Ziel muss es sein, einen angemessenen Ausgleich zwischen dem staatlichen Interesse an der Aufdeckung der aufenthaltsrechtlichen Illegalität und grundlegenden Menschenrechten zu gewährleisten.

 

 

 

Um dieser Verantwortung gerecht werden zu können, fordern wir von Politik und Zivilgesellschaft :

  1. Menschen ohne Aufenthaltsrecht und Duldung müssen ein auch praktisch durchsetzbares Recht auf Zugang zum öffentlichen Gesundheitssystem und zur medizinischen Regelversorgung haben.
    Eine Inanspruchnahme der Leistungen nach dem Asylbewerberleistungsgesetz und der Gesetzlichen Krankenversicherung nach SGB V – wo diese möglich wäre –  erfolgt aus Furcht vor Statusaufdeckung und der Gefahr einer Abschiebung in der Regel nicht. Der wichtigste Grund für die Nichtinanspruch-nahme sind die behördlichen Übermittlungspflichten des Aufenthaltsgesetzes (§ 87 Abs. 2). 
  2. Für Kinder muss sich der Kindergarten- und Schulbesuch tatsächlich verwirklichen lassen. Der Besuch einer Kindertageseinrichtung bzw. einer Schule ist für die Persönlichkeitsentwicklung eines Kindes und dessen Bildungschancen von großer Bedeutung, er wird allerdings immer noch erschwert. Zwar hat der Gesetzgeber auf Bundesebene die Übermittlungspflicht für Schulen abgeschafft, auf Ebene der für die Schulgesetze zuständigen Bundesländer ist die Rechtslage für den Schulbesuch jedoch nicht einheitlich geregelt.
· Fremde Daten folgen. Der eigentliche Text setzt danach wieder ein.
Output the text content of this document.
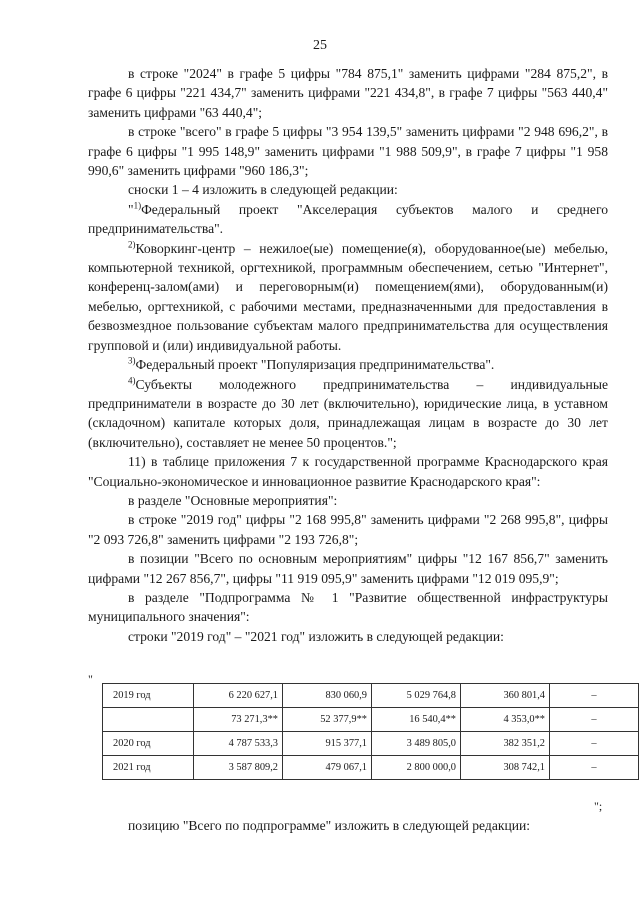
25

в строке "2024" в графе 5 цифры "784 875,1" заменить цифрами "284 875,2", в графе 6 цифры "221 434,7" заменить цифрами "221 434,8", в графе 7 цифры "563 440,4" заменить цифрами "63 440,4";

в строке "всего" в графе 5 цифры "3 954 139,5" заменить цифрами "2 948 696,2", в графе 6 цифры "1 995 148,9" заменить цифрами "1 988 509,9", в графе 7 цифры "1 958 990,6" заменить цифрами "960 186,3";

сноски 1 – 4 изложить в следующей редакции:

"$^{1)}$Федеральный проект "Акселерация субъектов малого и среднего предпринимательства".

$^{2)}$Коворкинг-центр – нежилое(ые) помещение(я), оборудованное(ые) мебелью, компьютерной техникой, оргтехникой, программным обеспечением, сетью "Интернет", конференц-залом(ами) и переговорным(и) помещением(ями), оборудованным(и) мебелью, оргтехникой, с рабочими местами, предназначенными для предоставления в безвозмездное пользование субъектам малого предпринимательства для осуществления групповой и (или) индивидуальной работы.

$^{3)}$Федеральный проект "Популяризация предпринимательства".

$^{4)}$Субъекты молодежного предпринимательства – индивидуальные предприниматели в возрасте до 30 лет (включительно), юридические лица, в уставном (складочном) капитале которых доля, принадлежащая лицам в возрасте до 30 лет (включительно), составляет не менее 50 процентов.";

11) в таблице приложения 7 к государственной программе Краснодарского края "Социально-экономическое и инновационное развитие Краснодарского края":

в разделе "Основные мероприятия":

в строке "2019 год" цифры "2 168 995,8" заменить цифрами "2 268 995,8", цифры "2 093 726,8" заменить цифрами "2 193 726,8";

в позиции "Всего по основным мероприятиям" цифры "12 167 856,7" заменить цифрами "12 267 856,7", цифры "11 919 095,9" заменить цифрами "12 019 095,9";

в разделе "Подпрограмма № 1 "Развитие общественной инфраструктуры муниципального значения":

строки "2019 год" – "2021 год" изложить в следующей редакции:

"
2019 год	6 220 627,1	830 060,9	5 029 764,8	360 801,4	–
	73 271,3**	52 377,9**	16 540,4**	4 353,0**	–
2020 год	4 787 533,3	915 377,1	3 489 805,0	382 351,2	–
2021 год	3 587 809,2	479 067,1	2 800 000,0	308 742,1	–
";
позицию "Всего по подпрограмме" изложить в следующей редакции:
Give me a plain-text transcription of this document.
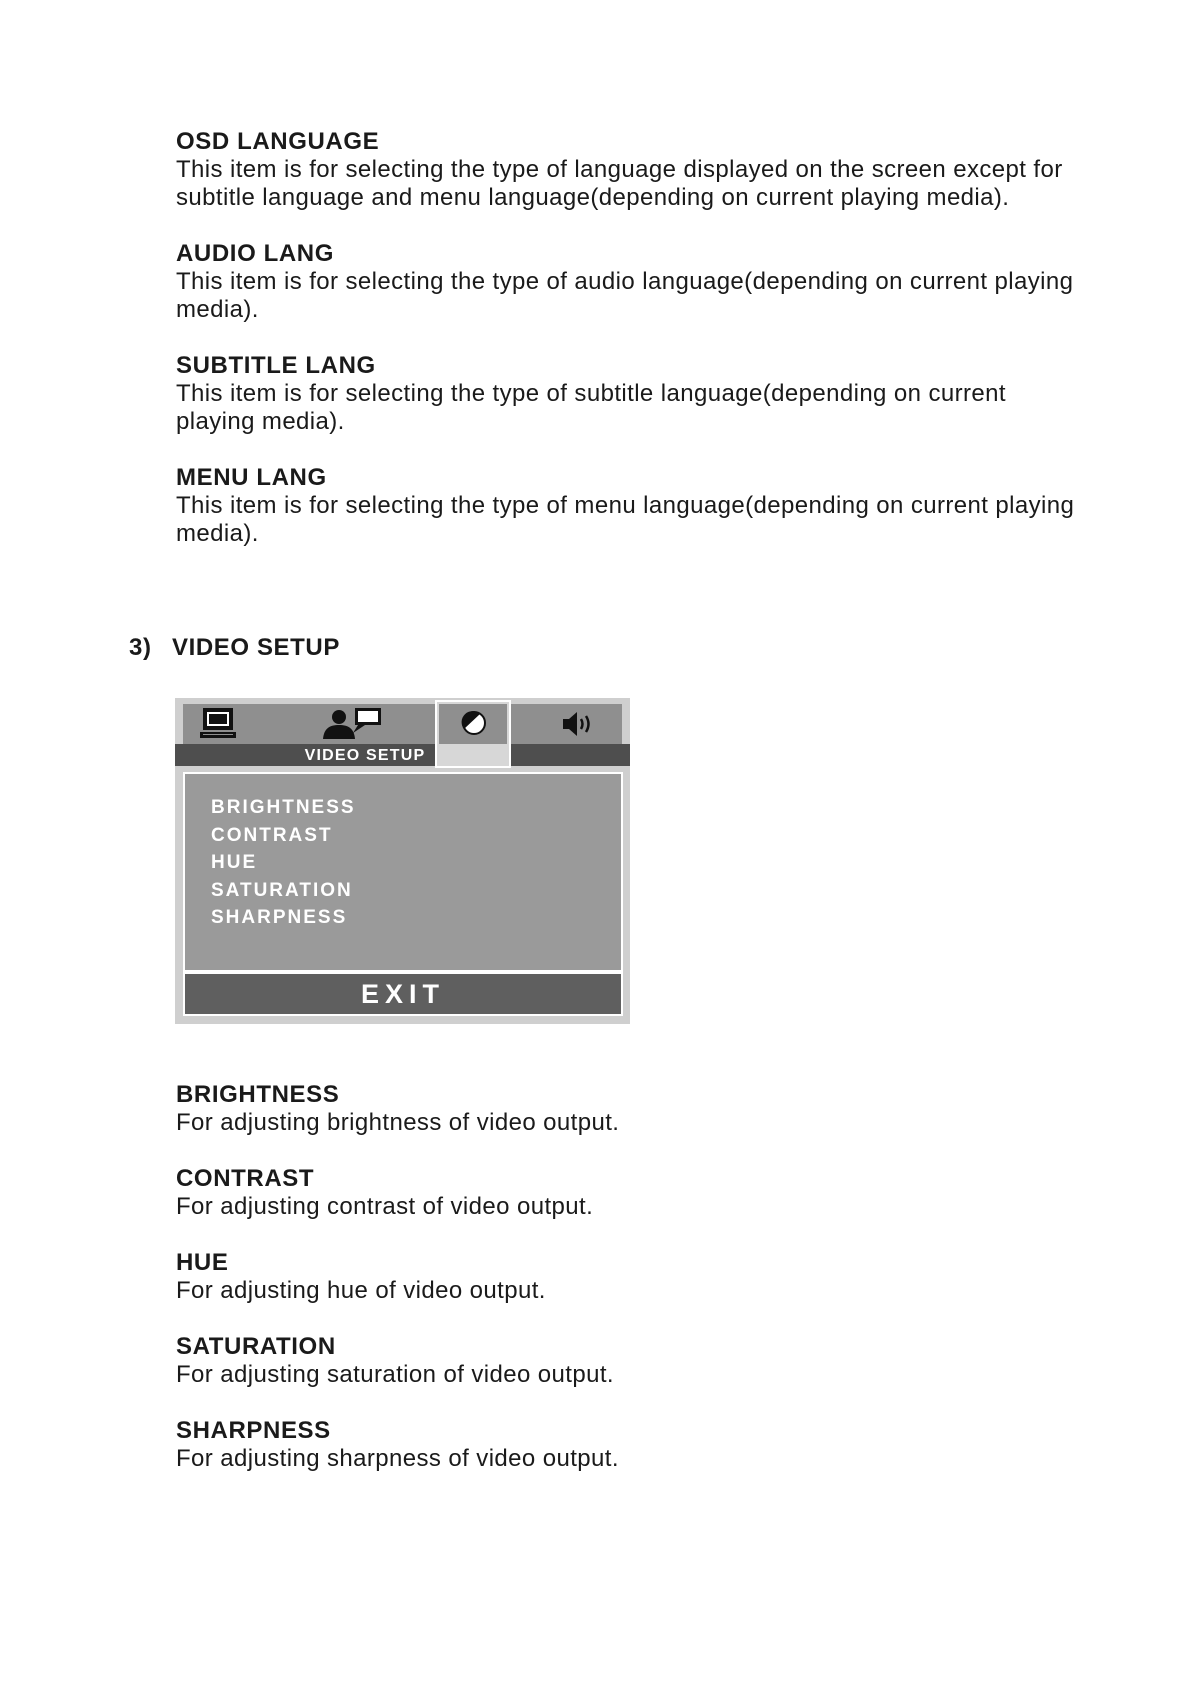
OSD LANGUAGE

This item is for selecting the type of language displayed on the screen except for subtitle language and menu language(depending on current playing media).

AUDIO LANG

This item is for selecting the type of audio language(depending on current playing media).

SUBTITLE LANG

This item is for selecting the type of subtitle language(depending on current playing media).

MENU LANG

This item is for selecting the type of menu language(depending on current playing media).

3) VIDEO SETUP
VIDEO SETUP
BRIGHTNESS
CONTRAST
HUE
SATURATION
SHARPNESS
EXIT

BRIGHTNESS

For adjusting brightness of video output.

CONTRAST

For adjusting contrast of video output.

HUE

For adjusting hue of video output.

SATURATION

For adjusting saturation of video output.

SHARPNESS

For adjusting sharpness of video output.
Deswegen treten immer wieder Probleme bei der Anmeldung auf. Beispielsweise verlangen viele Kommunen aus praktischen Erwägungen eine Meldebescheinigung.
  3. Ein wirksamer Rechtsschutz zum Beispiel in den Fällen vorenthaltener Lohnzahlungen muss gewährleistet sein. Menschen in der aufenthaltsrechtlichen Illegalität sind häufig Opfer von Ausbeutung, unmenschlicher Behandlung, Missbrauch oder auch Menschenhandel. Bestehende Lohnansprüche können nicht eingeklagt werden, ohne ausländerrechtliche Sanktionen befürchten zu müssen. Betroffene Frauen sind besonders verletzlich: Ihre rechtliche Wehrlosigkeit kann sie noch leichter zu Opfern von Abhängigkeiten, Ausbeutung und auch Zwangsprostitution machen. So können auch im Falle von häuslicher Gewalt die Schutzmöglichkeiten des Gewaltschutzgesetzes (z. B. Platzverweis durch die Polizei) aus Angst vor ausländerrechtlichen Sanktionen nicht wahrgenommen werden. Ursache dieser Situation sind wiederum die ausländerrechtlichen Übermittlungspflichten, nach denen auch Gerichte an die Ausländerbehörde meldepflichtig sind.
  4. Neugeborene von Eltern in der aufenthaltsrechtlichen Illegalität sollen ohne Furcht vor Statusaufdeckung eine Geburtsurkunde erhalten können. Die Ausstellung einer Geburtsurkunde für Neugeborene bereitet oftmals große Schwierigkeiten, da zuständige Standesämter den Aufenthaltsstatus überprüfen und als öffentliche Stellen an die Ausländerbehörden übermittlungspflichtig sind. Ein Leben ohne Geburtsurkunde stellt für Kinder ein großes Problem dar, da jede weitere Dokumentenbeschaffung erschwert oder sogar unmöglich gemacht wird. Unter Umständen können die Kinder später weder ihre Familienzugehörigkeit noch ihre Staatsangehörigkeit belegen. Hier sollte das Interesse des Kindes gegenüber dem staatlichen Interesse an Aufdeckung illegaler Aufenthalte überwiegen.